The issue is that hard numbers are essentially impossible to conjure, and intuitions attached to important ideas are rarely honest, let alone correct. So how can we use a model like this to make judgements about the safety of publishing alignment research? If the result of you sharing your publication being favorable to alignment is dependent on one of these nigh unknowable factors turning in your favor, maybe it isn’t safe to share openly. Also, again referring to Yudkowsky’s security mindset literature; analysis by one individual with a robust security mindset is not evidence of it being safe to publish. If you’ve analyzed your research with the framework above, I urge you to think carefully about who to share it with, what feedback you hope to receive from them, and as painful as it might be; the worst case scenario for the malicious use of your ideas.

Something along the lines of Conjecture’s infohazard policy seems reasonable to apply to alignment ideas with a high probability of satisfying any of the aforementioned three arguments, and is something I would be interested in drafting.

Argument 2

This failure mode is embodied primarily by this post, which in short aims to convey that partial alignment could inflate s-risk likelihoods, an example of which is The Waluigi Effect which seems to imply that this is true for LLMs aligned using RLHF. I assume this is of greater concern for prosaic approaches, and considerably less so for formal ones.

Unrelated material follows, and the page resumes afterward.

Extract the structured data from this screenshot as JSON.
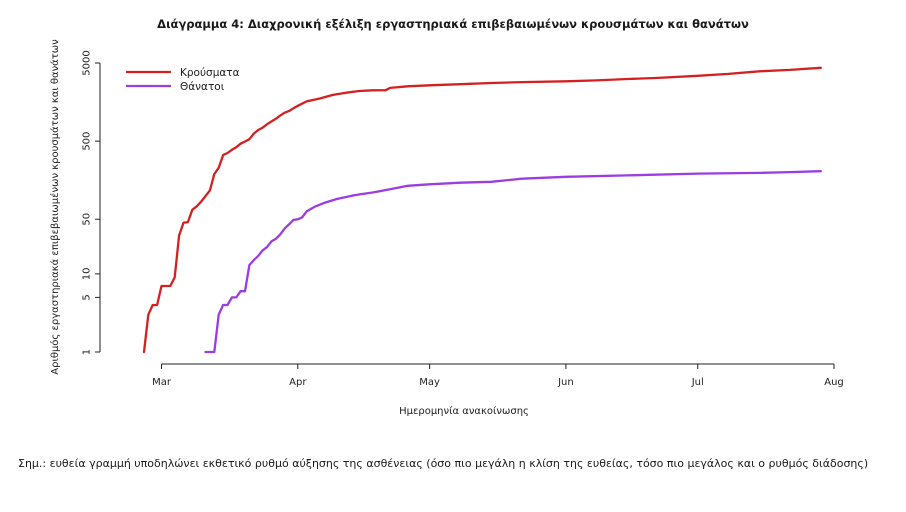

S-risk to me seems to be a considerably less intuitive concept to think about than x-risk. As I mentioned earlier, I appeared to be modeling AGI ruin in a binary manner, by which I would consider ‘the good outcome’ one in which we all live happily ever after as immortal citizens of Digitopia, and the bad outcome as one in which we were all dissolved into some flavor of goo. Perhaps this becomes the case as we drift toward the later years of post-AGI existence, but I now see the terrifying and wonderful spectrum of short term outcomes, including good ones that involve suffering and bad ones that do not. I had consumed s-risk literature prior but was so far behind in my thinking compared to my reading that it took actually applying the messages of this literature to a personal scenario to intellectualize it.

The root of this unintuitiveness can likely be found somewhere North of “Good Outcomes can still Entail Suffering” but East of “Reduction of Extinction Risk can Result in an Increase in S-Risk (and Vice Versa)”. In order to overcome this you do at some point need to quantify the goodness/​badness of some increment in extinction risk with a unit also applicable to the same increment in s-risk. This looks analogous to the capabilities vs alignment paradigm we have currently whereby it’s difficult to affect the position of one without affecting the other. Not just in terms of publishing but also in terms of focusing research efforts I think this is a critical bit of thinking that needs to be done and needs to be done really well with great rigor. If this has been done already please let me know and I will update this section of the post. I presume answers to this conundrum already exist in studies of axiology, and I have a writeup planned for this soon.

Conclusion

As capabilities progresses further and more rapidly than ever before, maintaining a security mindset when publishing potentially x/​s-risk inducing research is critical, and doesn’t necessarily tax overall alignment progress that greatly, as rigorous but high value assessments can be done quickly and are required to be deferred to be effective. Considering the following three arguments before publishing could have powerful long term implications:

  1. This research will further capabilities more than it will alignment

  2. This alignment technique if implemented could actually elevate s/​x-risks

  3. This alignment technique if implemented will increase the commercializability of AI, feeding into the capabilities hype cycle, indirectly contributing to capabilities more than it will to alignment.